Despite a lack of statistical significance in the present study, there were potentially clinically significant changes in outcomes. For example, in patients with bacteremia caused by ESBL-nonproducing E. coli and Klebsiella spp. treated with a cephalosporin according to the new CLSI breakpoints, the 28-day mortality rates, based on the appropriateness of treatment, were 2.7% (appropriate) and 7.5% (inappropriate) for E. coli and 8.7% (appropriate) and 2.6% (inappropriate) for Klebsiella spp. However, these results may have been influenced by fewer occurrences at the endpoints. Additionally, in regards to treatment failure, if the whole series is considered, a higher proportion of patients inappropriately treated failed (18.6% [17/91] versus 11.6% [55/472], P = 0.07). Thus, even if there was no statistically significant association between appropriateness of therapy and clinical failure, there was a trend towards significance between them.

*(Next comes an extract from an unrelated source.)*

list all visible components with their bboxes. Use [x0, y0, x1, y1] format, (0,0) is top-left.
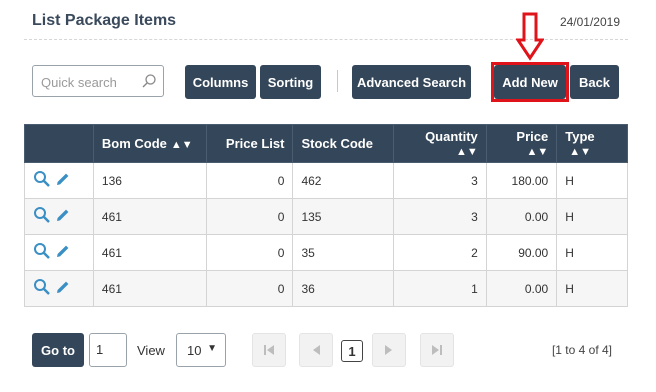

The revised CLSI guidelines suggest that, with the new breakpoints, routine ESBL testing is no longer necessary before reporting results that will guide clinical management [1]. In this study, we also found that, in patients treated with a cephalosporin as the appropriate definitive antimicrobial therapy under the revised CLSI 2010 guidelines, ESBL production did not influence clinical outcomes in patients with E. coli and Klebsiella spp. bacteremia. However, many investigators still debate whether ESBL testing is important to increase the probability of success [7]. In addition, when we excluded patients with UTIs as the source of bacteremia, the treatment failure rate was significantly higher in the group with bacteremia due to ESBL-producing isolates than in the group with bacteremia due to ESBL-nonproducing isolates. Thus, our data suggest that ESBL testing may be considered for patients with bacteremia from sources other than UTI. This supports previous reports that have shown that patients with susceptible MICs and ESBL-producing isolates frequently experienced antimicrobial treatment failure [5, 18, 19] and that, in bacteremic patients with ESBL-producing isolates, UTI was an independent determinant of reduced mortality rates [20].

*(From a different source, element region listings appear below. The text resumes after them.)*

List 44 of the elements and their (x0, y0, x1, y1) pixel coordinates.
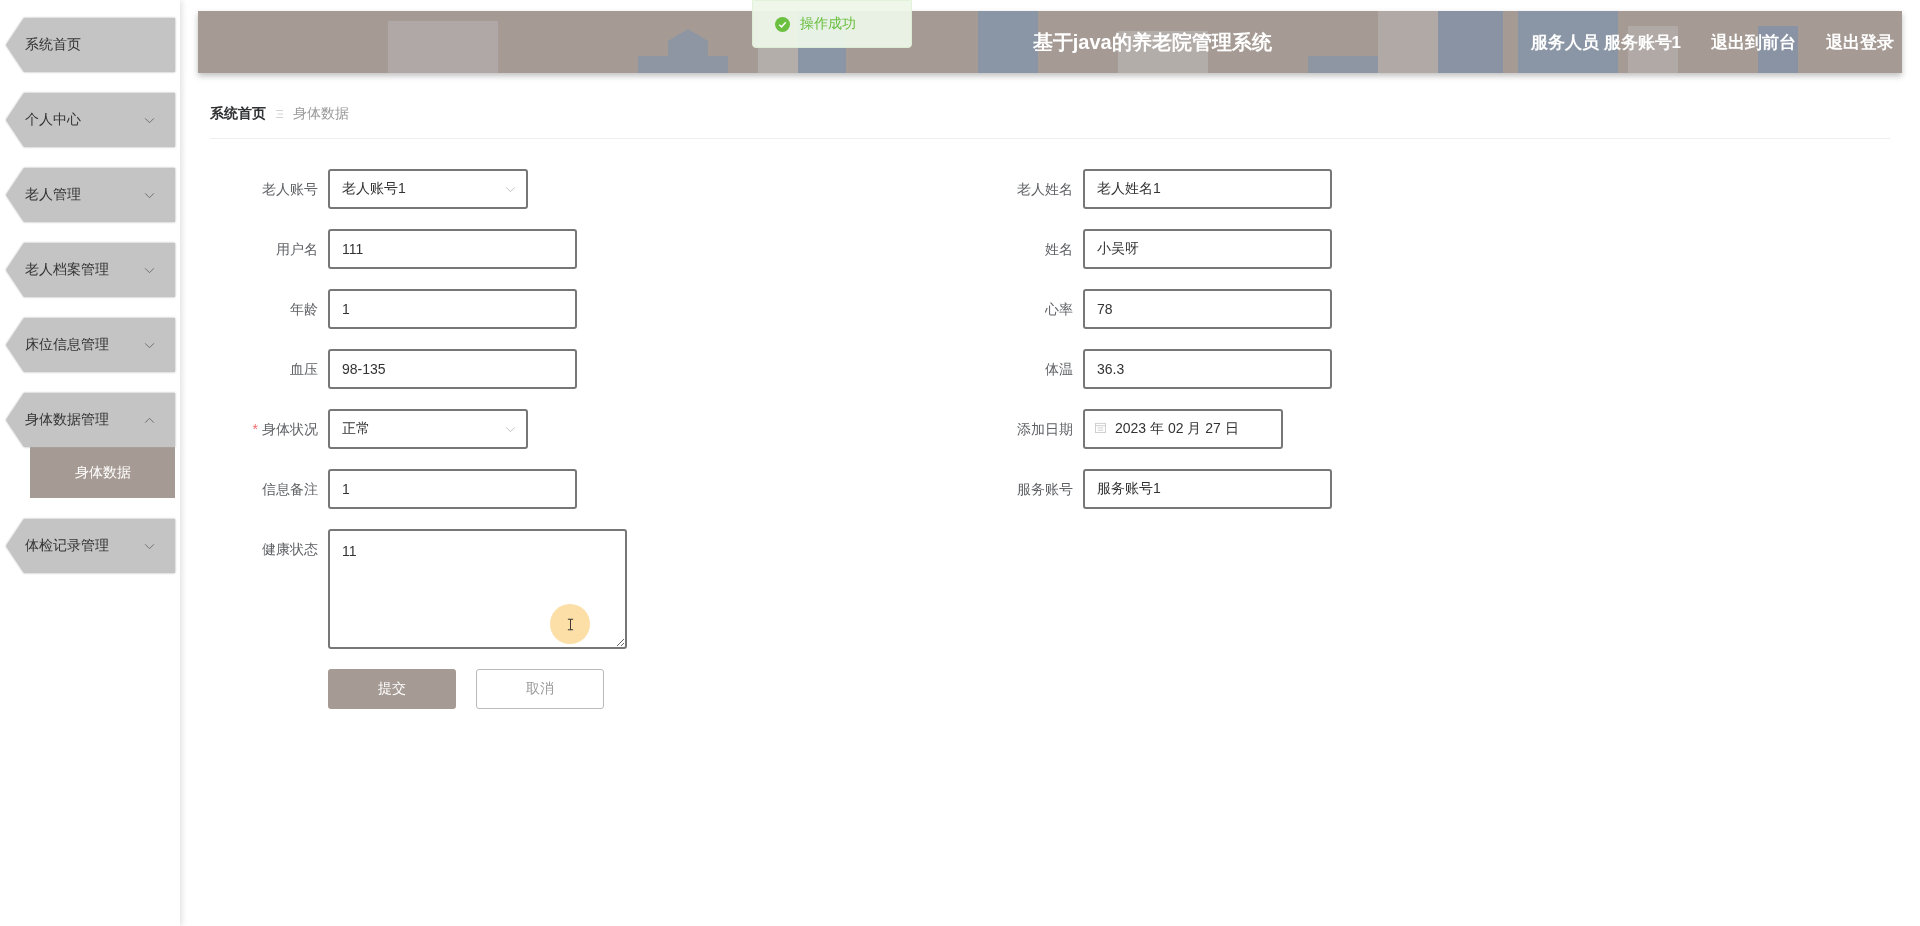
toast-text: 操作成功 (800, 15, 856, 33)
caret-icon (505, 426, 516, 433)
sidebar-item[interactable]: 床位信息管理 (6, 318, 175, 372)
separator-icon (276, 109, 283, 119)
breadcrumb-link[interactable]: 系统首页 (210, 105, 266, 123)
input-field[interactable]: 78 (1083, 289, 1332, 329)
sidebar-item[interactable]: 老人档案管理 (6, 243, 175, 297)
success-icon (775, 16, 790, 32)
input-field[interactable]: 服务账号1 (1083, 469, 1332, 509)
field-label: 老人账号 (262, 180, 318, 199)
input-field[interactable]: 1 (328, 289, 577, 329)
cursor-highlight-icon (550, 604, 590, 644)
field-label: 健康状态 (262, 540, 318, 559)
field-label: 心率 (1045, 300, 1073, 319)
textarea-field[interactable]: 11 (328, 529, 627, 649)
field-label: 血压 (290, 360, 318, 379)
sidebar-item[interactable]: 个人中心 (6, 93, 175, 147)
sidebar-item[interactable]: 身体数据管理 (6, 393, 175, 447)
field-label: 用户名 (276, 240, 318, 259)
date-field[interactable]: 2023 年 02 月 27 日 (1083, 409, 1283, 449)
sidebar-item[interactable]: 老人管理 (6, 168, 175, 222)
field-label: 添加日期 (1017, 420, 1073, 439)
calendar-icon (1095, 422, 1106, 433)
field-label: 体温 (1045, 360, 1073, 379)
user-label: 服务人员 服务账号1 (1530, 31, 1681, 54)
input-field[interactable]: 1 (328, 469, 577, 509)
field-label: 年龄 (290, 300, 318, 319)
sidebar-item[interactable]: 系统首页 (6, 18, 175, 72)
sidebar-item[interactable]: 体检记录管理 (6, 519, 175, 573)
field-label: 老人姓名 (1017, 180, 1073, 199)
input-field[interactable]: 36.3 (1083, 349, 1332, 389)
input-field[interactable]: 111 (328, 229, 577, 269)
field-label: 服务账号 (1017, 480, 1073, 499)
caret-icon (505, 186, 516, 193)
field-label: 信息备注 (262, 480, 318, 499)
app-title: 基于java的养老院管理系统 (1032, 29, 1272, 55)
field-label: 身体状况 (262, 420, 318, 439)
select-field[interactable]: 正常 (328, 409, 528, 449)
input-field[interactable]: 老人姓名1 (1083, 169, 1332, 209)
select-field[interactable]: 老人账号1 (328, 169, 528, 209)
field-label: 姓名 (1045, 240, 1073, 259)
input-field[interactable]: 98-135 (328, 349, 577, 389)
required-mark: * (252, 420, 258, 439)
input-field[interactable]: 小吴呀 (1083, 229, 1332, 269)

Our study has certain limitations. First, the sample of patients with E. coli and Klebsiella spp. bacteremia in this study was collected from a single center; this may limit the generalizability of the results to other centers. Second, as in all retrospective studies, there is potential for bias and inaccurate data collection. Third, despite a large initial study sample, subanalysis was conducted in a small sample of patients. Further prospective studies conducted in multiple centers with larger samples are necessary to appraise the clinical usefulness of the revised CLSI breakpoints. In addition, the appropriateness of the initial empirical antimicrobials could have had an influence on the clinical outcomes of this study. However, because 1.2% (6/482) of the appropriate definitive antimicrobials had inappropriate empirical antimicrobials and only 3.3% (3/91) of the inappropriate definitive antimicrobials had appropriate empirical antimicrobials, we think that the initial empirical antimicrobials were likely to have little influence on the clinical outcomes in this study. Lastly, in our hospital, antimicrobial susceptibilities were determined using the disc-diffusion method only until May 2009, and since then, MICs were measured and reported by using VITEK-2 system. Thus, we were not able to describe the distribution of the MICs of organisms.

5. Conclusions

In conclusion, in patients with bacteremia caused by E. coli or Klebsiella spp., treatment according to the revised CLSI 2010 guideline did not lead to poorer outcomes, compared to treatment according to the CLSI 2009 guideline. However, ESBL production appeared to be associated with poor clinical outcomes in patients with bacteremia from sources other than the urinary tract.